January is named after the god, Janus. Because he possessed two faces, he had the unique ability to simultaneously look both forward and backward. Thus, he was able to maintain a perspective on the past as well as on the future. He is an apt metaphor for our children whose lives are steeped in duality. They began in their families of origin and now are grafted into their adopted familes. Their life becomes a journey of integration and balance.
Because of the losses which are inherent in adoption, our children often find themselves dealing with conflicted feelings. While they appreciate the positive aspects of their current life, they often simultaneously wrestle with distraction— the baggage that follows trauma. Their eternal vigilance competes with present joy. A segment of their attention concentrates on averting further danger, which leaves them only partially able to focus on the present.
So how can we help them become more fully committed to the joy of the now? Meditation enhances focus so it becomes an obvious choice—especially one particular style of meditation: laughter. Sound too far fetched for you? The health benefits of laughter have been well documented and it helps increase focus and calm the body as well as the mind. Why not try this strategy; you may be delighted with the results.
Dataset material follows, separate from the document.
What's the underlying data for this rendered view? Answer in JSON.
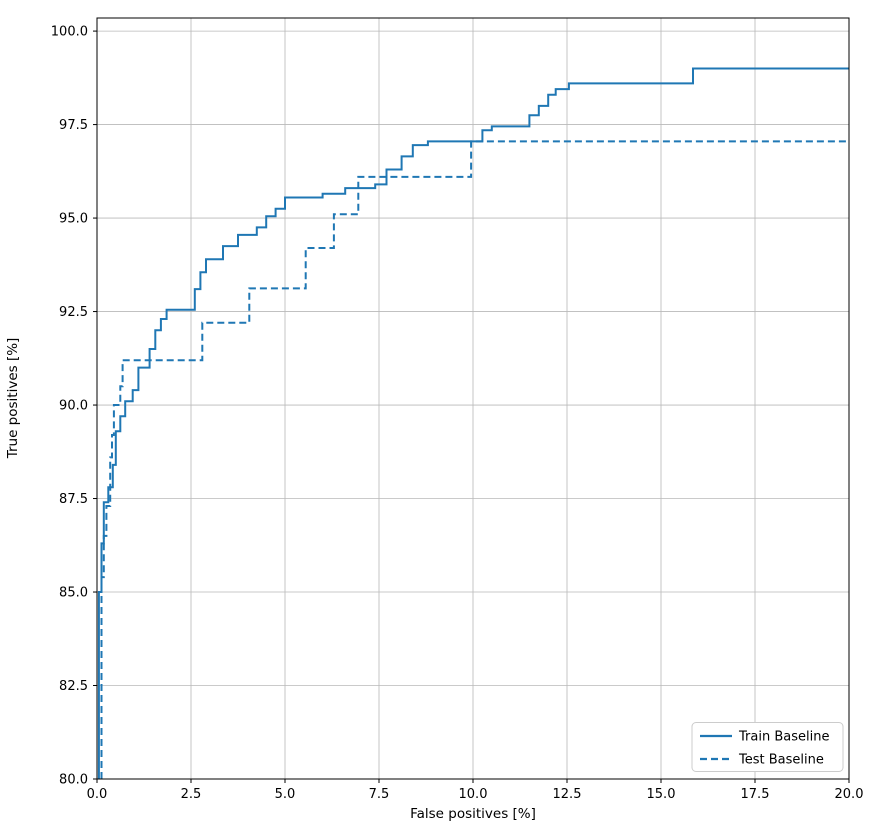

Use a two pronged approach. First, practice laughter as a family. Make it a regular activity. I remember a laughing game from my childhood. The first person would lay on the floor then each person would lie down with his head on the tummy of the person ahead of him. Got the picture? I suspect you’re already smiling! (In families where physical contact overwhelms a child, modify the game. Lie parallel or in a circle without touching.) The first person begins the game by saying, “Ha!” Each person repeats it in turn. The game continues with each round increasing the number of times“Ha” is repeated. "Ha ... Ha, ha ... Ha, ha, ha ... etc.)
After the laughter has concluded (1-4 minutes is adequate), lie in silence. Breathe deeply and feel both the body and mind relax. Allow time for the laughter to subside totally--without reprimanding, etc.)